Выслушивать и дальше, как мать Адриана ждет Адель, было выше моих сил.
– Простите, что-то неважно себя чувствую, – сказала я, вставая из-за стола. – Пойду, прилягу.
– Теона? – обеспокоенно позвал Адриан.
Марк встал следом за мной:
– Все в порядке, брат. Мы сами разберемся. Пойдем, дорогая.
Стоило нам оказаться за дверью столовой, Марк обеспокоенно спросил:
– Что с тобой, веснушка? Врача? Или срочную помощь в виде горячительных напитков?
– Ни то и ни другое, – покачала головой я. – Просто атмосфера за столом была напряженная.
– Понимаю. Рошфоры – это то еще испытание…
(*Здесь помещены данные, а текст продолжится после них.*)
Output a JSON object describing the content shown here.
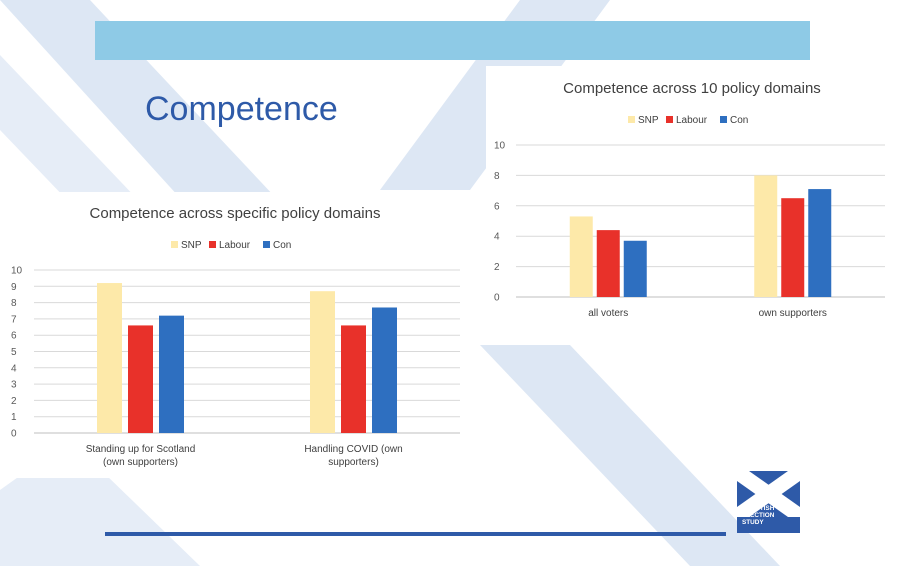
{
  "slide": {
    "title": "Competence",
    "colors": {
      "band": "#8ecae6",
      "title": "#2e5aa8",
      "decor": "#dde7f4",
      "bottom_line": "#2e5aa8"
    }
  },
  "logo": {
    "lines": [
      "SCOTTISH",
      "ELECTION",
      "STUDY"
    ],
    "color": "#2e5aa8",
    "icon": "saltire-flag-icon"
  },
  "chart_data": [
    {
      "type": "bar",
      "title": "Competence across specific policy domains",
      "categories": [
        "Standing up for Scotland (own supporters)",
        "Handling COVID (own supporters)"
      ],
      "category_lines": [
        [
          "Standing up for Scotland",
          "(own supporters)"
        ],
        [
          "Handling COVID (own",
          "supporters)"
        ]
      ],
      "series": [
        {
          "name": "SNP",
          "color": "#fde9a9",
          "values": [
            9.2,
            8.7
          ]
        },
        {
          "name": "Labour",
          "color": "#e8312a",
          "values": [
            6.6,
            6.6
          ]
        },
        {
          "name": "Con",
          "color": "#2e6fc0",
          "values": [
            7.2,
            7.7
          ]
        }
      ],
      "ylim": [
        0,
        10
      ],
      "yticks": [
        0,
        1,
        2,
        3,
        4,
        5,
        6,
        7,
        8,
        9,
        10
      ],
      "grid": true,
      "legend": "top-center"
    },
    {
      "type": "bar",
      "title": "Competence across 10 policy domains",
      "categories": [
        "all voters",
        "own supporters"
      ],
      "category_lines": [
        [
          "all voters"
        ],
        [
          "own supporters"
        ]
      ],
      "series": [
        {
          "name": "SNP",
          "color": "#fde9a9",
          "values": [
            5.3,
            8.0
          ]
        },
        {
          "name": "Labour",
          "color": "#e8312a",
          "values": [
            4.4,
            6.5
          ]
        },
        {
          "name": "Con",
          "color": "#2e6fc0",
          "values": [
            3.7,
            7.1
          ]
        }
      ],
      "ylim": [
        0,
        10
      ],
      "yticks": [
        0,
        2,
        4,
        6,
        8,
        10
      ],
      "grid": true,
      "legend": "top-center"
    }
  ]
}
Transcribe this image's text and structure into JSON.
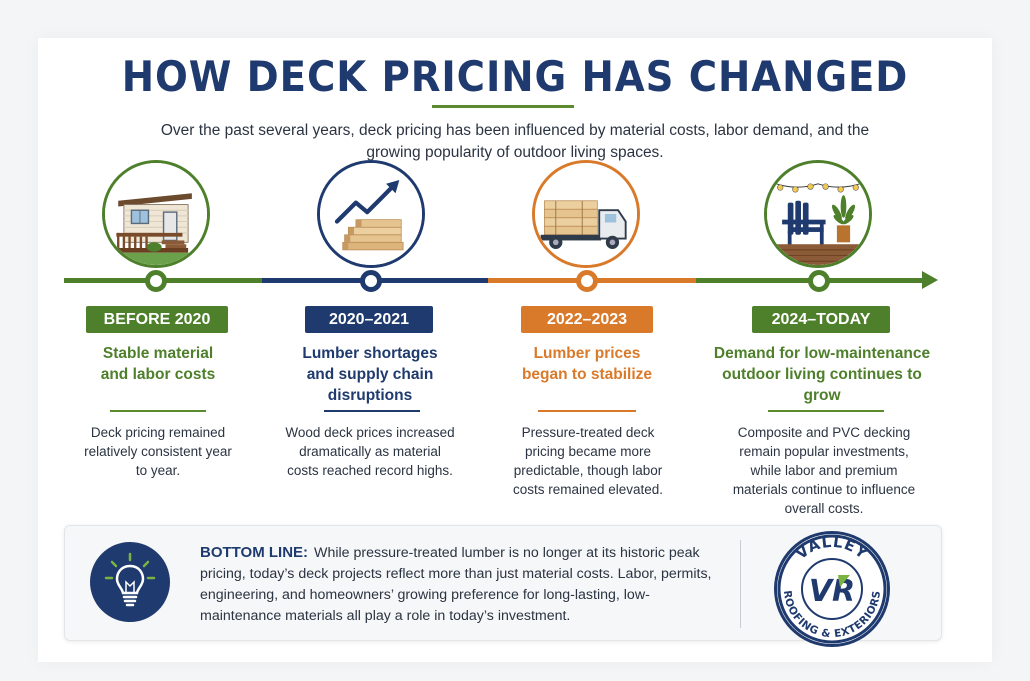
{
  "title": "HOW DECK PRICING HAS CHANGED",
  "subtitle": "Over the past several years, deck pricing has been influenced by material costs, labor demand, and the growing popularity of outdoor living spaces.",
  "colors": {
    "green": "#4e7f2b",
    "navy": "#1f3a6e",
    "orange": "#d97a2b",
    "heading_green": "#4e7f2b",
    "heading_navy": "#1f3a6e",
    "heading_orange": "#d97a2b"
  },
  "timeline": [
    {
      "badge": "BEFORE 2020",
      "heading": "Stable material and labor costs",
      "body": "Deck pricing remained relatively consistent year to year.",
      "icon": "house-deck-icon"
    },
    {
      "badge": "2020–2021",
      "heading": "Lumber shortages and supply chain disruptions",
      "body": "Wood deck prices increased dramatically as material costs reached record highs.",
      "icon": "rising-price-lumber-icon"
    },
    {
      "badge": "2022–2023",
      "heading": "Lumber prices began to stabilize",
      "body": "Pressure-treated deck pricing became more predictable, though labor costs remained elevated.",
      "icon": "lumber-truck-icon"
    },
    {
      "badge": "2024–TODAY",
      "heading": "Demand for low-maintenance outdoor living continues to grow",
      "body": "Composite and PVC decking remain popular investments, while labor and premium materials continue to influence overall costs.",
      "icon": "patio-chair-icon"
    }
  ],
  "bottom_line": {
    "label": "BOTTOM LINE:",
    "text": "While pressure-treated lumber is no longer at its historic peak pricing, today’s deck projects reflect more than just material costs. Labor, permits, engineering, and homeowners’ growing preference for long-lasting, low-maintenance materials all play a role in today’s investment.",
    "icon": "lightbulb-icon"
  },
  "logo": {
    "top_text": "VALLEY",
    "monogram": "VR",
    "bottom_text": "ROOFING & EXTERIORS"
  }
}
В задумчивом молчании мы оба вернулись к себе в комнату, но стоило нам спрятаться от лишних ушей, я решила задать вопрос, который давно не давал мне покоя.
– Марк, можно у тебя кое-что спросить? Сразу скажу, вопрос бестактный, – предупредила я, располагаясь в кресле в гостиной и закидывая ногу на ногу.
– Бестактный вопрос и от тебя. Ну же, веснушка, я заинтригован, – улыбнулся Марк, завалившись на диван.
– Почему твой отец не разведется с Камиллой? – спросила я. – Он ведь такой спокойный, внимательный, а она ведет себя как токсичная стерва. С Камиллой довольно тяжело общаться. Тем более у него была попытка построить отношения с твоей мамой.
– Веснушка, мы взрослые люди. Давай для начала называть вещи своими именами, – скептически заметил Марк, закидывая ноги на стол. – Он не пытался построить отношения с моей мамой. Он изменял законной жене.
– Но ведь мог от нее уйти…
– В детстве я тоже так думал. Даже мечтал, что так и случится, когда отец навещал меня в России. Но теперь понимаю, раз он не поступил так, значит, не захотел, – признал Марк. – Можем сделать вывод, что брак с Камиллой оказался крепче, чем все думали. Когда к нему добавилось чувство вины, их союз стал вообще нерушимым.